Not only should you adhere to the object naming syntax of any SQL implementation, but you also need to follow local business rules and create names that are both descriptive and related to the data groupings for the business. Consistent naming standards make it easier to manage databases with SQL.

Examples and Exercises

The exercises in this book primarily use the Oracle databases to generate the examples. The book concentrates on this database implementation for consistency and because Oracle is a dominant leader in the RDBMS market. Although Oracle offers a plethora of enhancements to the SQL standard, it also closely follows the SQL standard, making it easy for this book to show simplified examples with Oracle throughout the text. Microsoft SQL Server, MySQL, and other popular vendor implementations would have been adequate as well.

We also show examples of syntax from various implementations throughout, to illustrate how syntax might slightly vary from vendor to vendor. Many vendors provide freely distributed versions of their database for personal learning and development purposes. Whatever implementation you decide to use, you likely will find it easy to apply any examples in this book.

Finally, note that because most databases are not 100% compliant with the SQL standard, the exercises might vary slightly from the ANSI standard or other SQL implementations. However, learning the basics of the ANSI standard generally enables you to easily translate your skills among different database implementations.

Summary

In this hour, you took a look at the database that you will be using throughout this book for examples and hands-on exercises. You learned about the data itself and how it can be used. Then you looked at entity relationship diagrams (ERDs) and, after studying them, got a solid understanding of the data used in this book and the relationships between that data. Remember that entities and tables are basically the same: An entity is the name used during the design phase of a database. A table is the physical object that is created based on a concept or entity. Likewise, attributes become columns when the database is created. Use this hour as a reference for the hands-on exercises in the rest of the book, and feel free to come up with your own ideas to enhance this database as you progress.

Q&A

Q. How difficult is it to add entities to a database after it is well established?

A. If the database is well designed, adding entities to an existing database is simple: You define the data sets being added and define relationships with existing entities. Any data that you add to the new tables eventually must follow any constraints, or rules, that are already in place, such as primary and foreign keys.

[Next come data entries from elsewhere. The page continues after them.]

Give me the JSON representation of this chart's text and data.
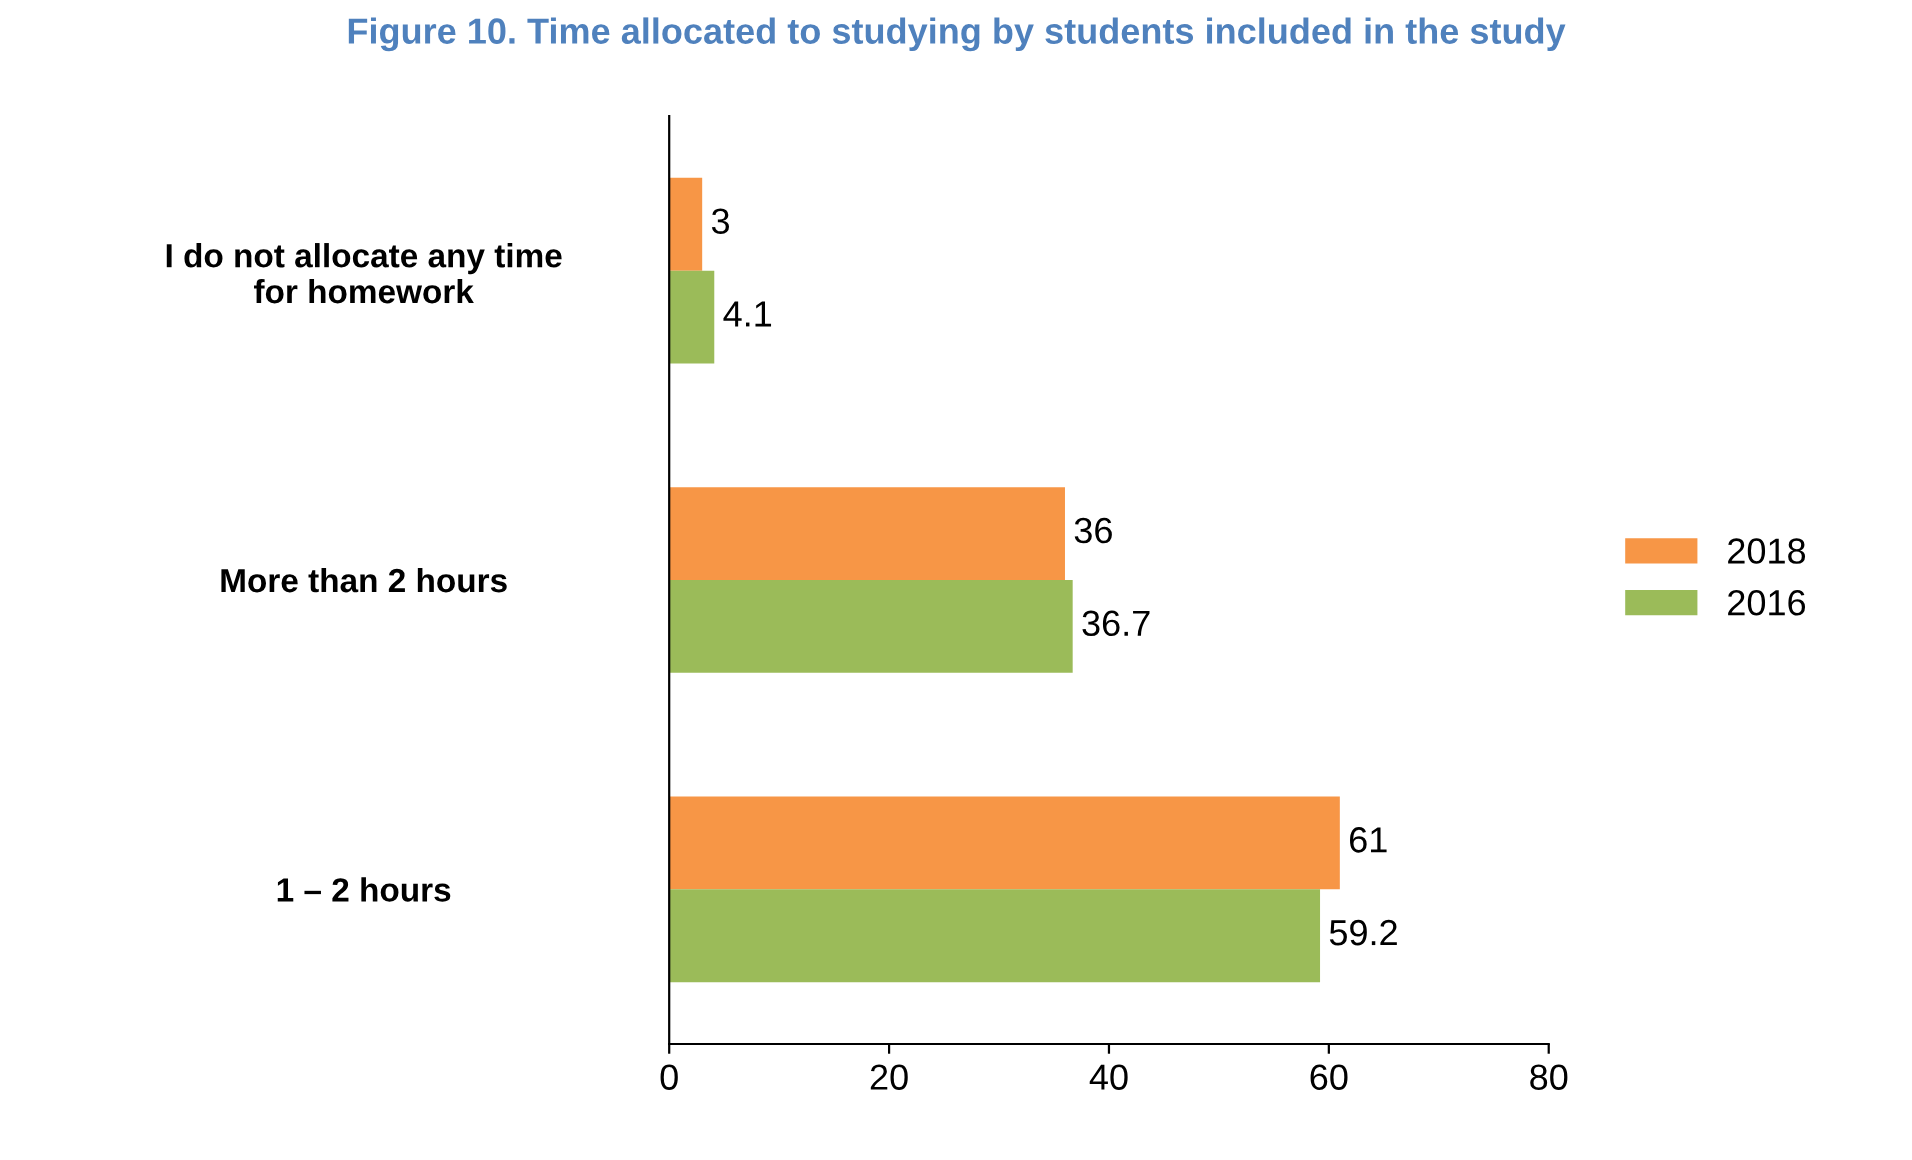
{
  "chart_data": {
    "type": "bar",
    "orientation": "horizontal",
    "title": "Figure 10. Time allocated to studying by students included in the study",
    "categories": [
      "I do not allocate any time\nfor homework",
      "More than 2 hours",
      "1 – 2 hours"
    ],
    "series": [
      {
        "name": "2018",
        "color": "#f79646",
        "values": [
          3,
          36,
          61
        ]
      },
      {
        "name": "2016",
        "color": "#9bbb59",
        "values": [
          4.1,
          36.7,
          59.2
        ]
      }
    ],
    "xlim": [
      0,
      80
    ],
    "xticks": [
      0,
      20,
      40,
      60,
      80
    ],
    "data_labels": true,
    "grid": false,
    "legend": "right"
  }
}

Q. Can an entity be directly related to more than one other entity in a database?

A. Yes, an entity can be directly related to multiple entities. In the Bird database, each entity is directly related to only one other entity in the database. However, as you build upon this database, you will unveil more relationships.

Workshop

The following workshop consists of a series of quiz questions and practical exercises. The quiz questions are designed to test your overall understanding of the current material. The practical exercises give you the opportunity to apply the concepts discussed during the current hour, as well as build on the knowledge you acquired in previous hours of study. Be sure to complete the quiz questions and exercises before continuing to the next hour. Refer to Appendix C, “Answers to Quizzes and Exercises,” for answers.

Quiz

  1. 1. What is the difference between entities and tables?

  2. 2. What is the purpose of the BIRD_FOOD entity?

  3. 3. How might photograph locations somehow be related to the food that birds eat?

  4. 4. What does the abbreviation ERD stand for?

  5. 5. How many direct relationships exist between entities in the Birds database?

  6. 6. What is another name for a naming standard?

Exercises

  1. 1. Give an example of an entity or attributes that might be added to this database.

  2. 2. Give some examples of candidates for primary keys, based on Figure 3.2.

  3. 3. Give some examples of candidates for foreign keys, based on Figure 3.2.